Wydawało się, że ostatni etap wyścigu Antoni i Paweł mają w kieszeni. Para dojechała najdalej i najszybciej. Jednak jeden błąd przekreślił ich szanse na zwycięstwo. Aktor i jego kolega znajdowali się najbliżej miejscowości, gdzie rozgrywało się ostatnie zadanie odcinka, byli wypoczęci po nocy w komfortowych warunkach i szybko złapali ofiarnego kierowcę. Co więc poszło nie tak?
Zapomnieli zabrać łupin kokosa koniecznych, by zaliczyć ostatnią misję.
Ale jesteśmy pacanki - martwił się Pawlicki.
Popełniliśmy błąd - mówił Ławrynowicz.
W efekcie zadanie wykonali jako ostatni i jako ostatni dobiegli na metę. Rywalizacja rozegrała się między trzema parami.
Teraz dopiero wyjdzie hart ducha. Na początku to każdy był bohaterem - mówiła Gardias.
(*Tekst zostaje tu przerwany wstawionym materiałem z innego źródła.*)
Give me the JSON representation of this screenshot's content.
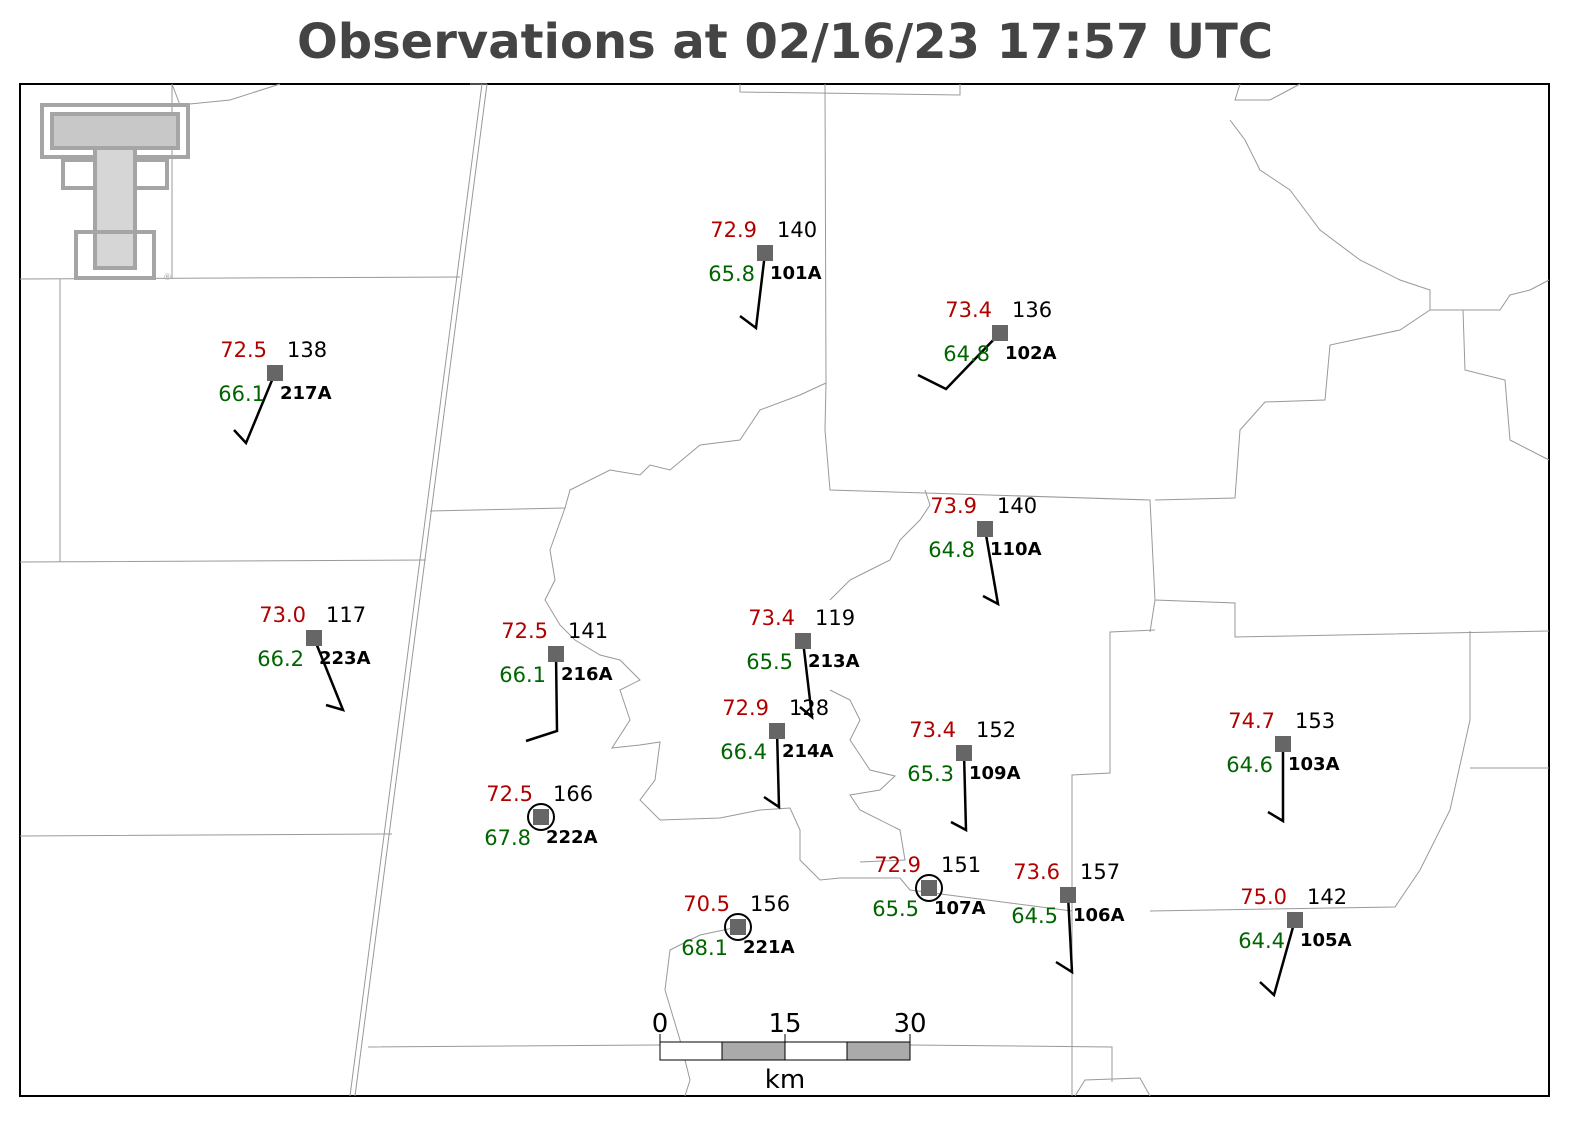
{
  "title": "Observations at 02/16/23 17:57 UTC",
  "stations": [
    {
      "id": "101A",
      "temperature": "72.9",
      "dewpoint": "65.8",
      "pressure": "140"
    },
    {
      "id": "102A",
      "temperature": "73.4",
      "dewpoint": "64.8",
      "pressure": "136"
    },
    {
      "id": "217A",
      "temperature": "72.5",
      "dewpoint": "66.1",
      "pressure": "138"
    },
    {
      "id": "223A",
      "temperature": "73.0",
      "dewpoint": "66.2",
      "pressure": "117"
    },
    {
      "id": "110A",
      "temperature": "73.9",
      "dewpoint": "64.8",
      "pressure": "140"
    },
    {
      "id": "216A",
      "temperature": "72.5",
      "dewpoint": "66.1",
      "pressure": "141"
    },
    {
      "id": "213A",
      "temperature": "73.4",
      "dewpoint": "65.5",
      "pressure": "119"
    },
    {
      "id": "214A",
      "temperature": "72.9",
      "dewpoint": "66.4",
      "pressure": "128"
    },
    {
      "id": "109A",
      "temperature": "73.4",
      "dewpoint": "65.3",
      "pressure": "152"
    },
    {
      "id": "103A",
      "temperature": "74.7",
      "dewpoint": "64.6",
      "pressure": "153"
    },
    {
      "id": "222A",
      "temperature": "72.5",
      "dewpoint": "67.8",
      "pressure": "166"
    },
    {
      "id": "107A",
      "temperature": "72.9",
      "dewpoint": "65.5",
      "pressure": "151"
    },
    {
      "id": "221A",
      "temperature": "70.5",
      "dewpoint": "68.1",
      "pressure": "156"
    },
    {
      "id": "106A",
      "temperature": "73.6",
      "dewpoint": "64.5",
      "pressure": "157"
    },
    {
      "id": "105A",
      "temperature": "75.0",
      "dewpoint": "64.4",
      "pressure": "142"
    }
  ],
  "scale_bar": {
    "labels": [
      "0",
      "15",
      "30"
    ],
    "unit": "km"
  }
}
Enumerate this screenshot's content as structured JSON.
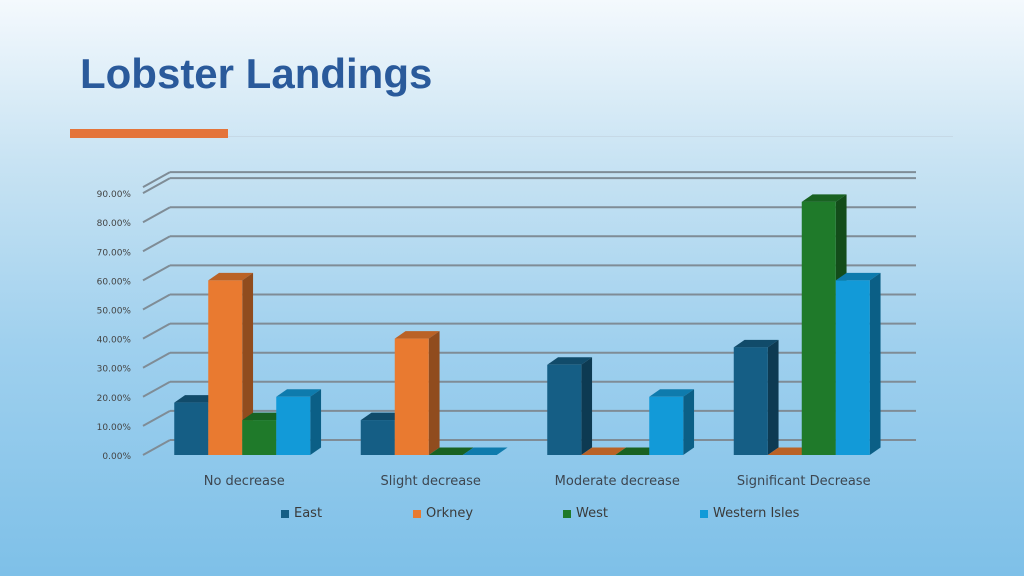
{
  "title": "Lobster Landings",
  "chart_data": {
    "type": "bar",
    "categories": [
      "No decrease",
      "Slight decrease",
      "Moderate decrease",
      "Significant Decrease"
    ],
    "series": [
      {
        "name": "East",
        "values": [
          18,
          12,
          31,
          37
        ],
        "color": "#155e85"
      },
      {
        "name": "Orkney",
        "values": [
          60,
          40,
          0,
          0
        ],
        "color": "#e97a30"
      },
      {
        "name": "West",
        "values": [
          12,
          0,
          0,
          87
        ],
        "color": "#1f7a2a"
      },
      {
        "name": "Western Isles",
        "values": [
          20,
          0,
          20,
          60
        ],
        "color": "#129ad8"
      }
    ],
    "y_ticks": [
      "0.00%",
      "10.00%",
      "20.00%",
      "30.00%",
      "40.00%",
      "50.00%",
      "60.00%",
      "70.00%",
      "80.00%",
      "90.00%"
    ],
    "ylim": [
      0,
      90
    ],
    "y_format": "percent",
    "style": "3d-clustered-column",
    "grid": true,
    "legend_position": "bottom"
  }
}
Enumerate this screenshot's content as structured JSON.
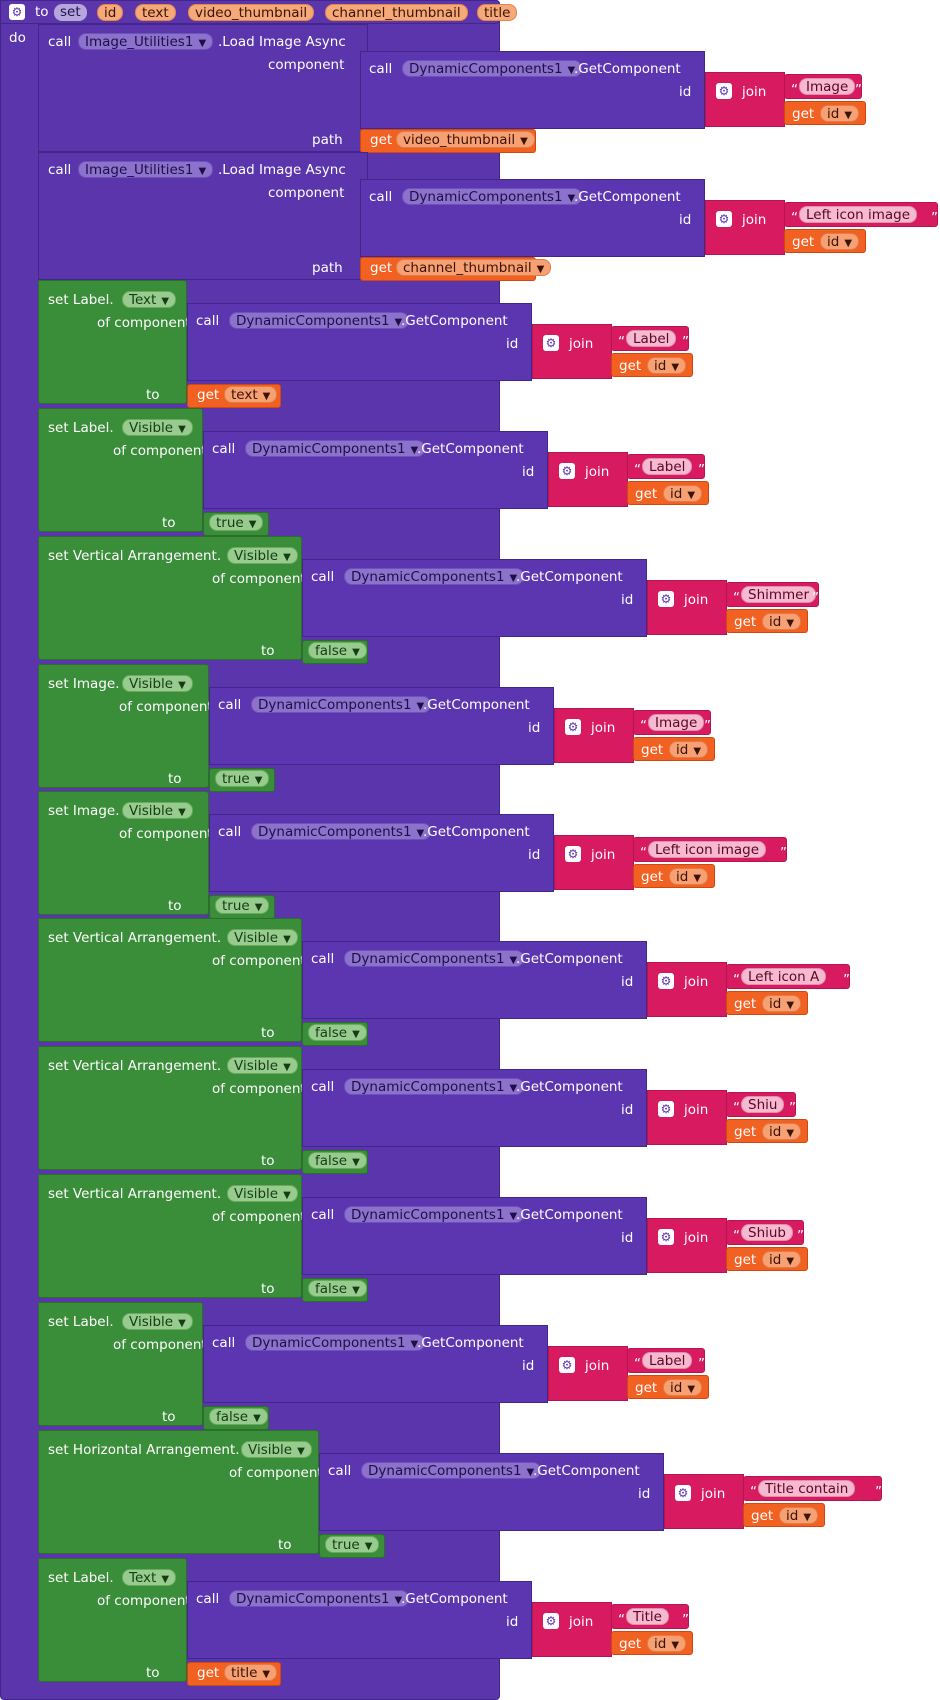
{
  "procedure": {
    "to_label": "to",
    "name": "set",
    "params": [
      "id",
      "text",
      "video_thumbnail",
      "channel_thumbnail",
      "title"
    ],
    "do_label": "do"
  },
  "keywords": {
    "call": "call",
    "component": "component",
    "path": "path",
    "of_component": "of component",
    "to": "to",
    "id": "id",
    "join": "join",
    "get": "get",
    "load_method": ".Load Image Async",
    "getcomp_method": ".GetComponent"
  },
  "components": {
    "image_utilities": "Image_Utilities1",
    "dynamic_components": "DynamicComponents1"
  },
  "load_blocks": [
    {
      "string": "Image",
      "path_var": "video_thumbnail"
    },
    {
      "string": "Left icon image",
      "path_var": "channel_thumbnail"
    }
  ],
  "set_blocks": [
    {
      "prefix": "set Label.",
      "property": "Text",
      "string": "Label",
      "to_kind": "get",
      "to_value": "text"
    },
    {
      "prefix": "set Label.",
      "property": "Visible",
      "string": "Label",
      "to_kind": "bool",
      "to_value": "true"
    },
    {
      "prefix": "set Vertical Arrangement.",
      "property": "Visible",
      "string": "Shimmer",
      "to_kind": "bool",
      "to_value": "false"
    },
    {
      "prefix": "set Image.",
      "property": "Visible",
      "string": "Image",
      "to_kind": "bool",
      "to_value": "true"
    },
    {
      "prefix": "set Image.",
      "property": "Visible",
      "string": "Left icon image",
      "to_kind": "bool",
      "to_value": "true"
    },
    {
      "prefix": "set Vertical Arrangement.",
      "property": "Visible",
      "string": "Left icon A",
      "to_kind": "bool",
      "to_value": "false"
    },
    {
      "prefix": "set Vertical Arrangement.",
      "property": "Visible",
      "string": "Shiu",
      "to_kind": "bool",
      "to_value": "false"
    },
    {
      "prefix": "set Vertical Arrangement.",
      "property": "Visible",
      "string": "Shiub",
      "to_kind": "bool",
      "to_value": "false"
    },
    {
      "prefix": "set Label.",
      "property": "Visible",
      "string": "Label",
      "to_kind": "bool",
      "to_value": "false"
    },
    {
      "prefix": "set Horizontal Arrangement.",
      "property": "Visible",
      "string": "Title contain",
      "to_kind": "bool",
      "to_value": "true"
    },
    {
      "prefix": "set Label.",
      "property": "Text",
      "string": "Title",
      "to_kind": "get",
      "to_value": "title"
    }
  ],
  "colors": {
    "procedure": "#5b35ab",
    "setter": "#3a8d39",
    "call": "#5c36b0",
    "text": "#d81b60",
    "variable": "#f26022"
  }
}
Wszyscy mówili, że nie chcieli odpaść pod 2. odcinku, a potem to tylko zabawa. Ale ja widzę, że to wcale tak nie jest. Że ta chęć wyścigu jest silna - komentowała Przetakiewicz.
Wydawało się, że to właśnie Joanna i Łukasz zwyciężą w tym odcinku.
Prezesowa czeka, szybko - popędzał koleżankę Jakóbiak.
W tym całym pierdolniku to ja jestem prezesową, pamiętaj - żartowała Przetakiewicz.
Ostatecznie okazało się, że o niespełna minutę Przetakiewicz z Jakóbiakiem wyprzedzili Michał Piróg i Piotr Czaykowski. To oni dostali bilet do Indii i awansem przechodzą do następnego etapu.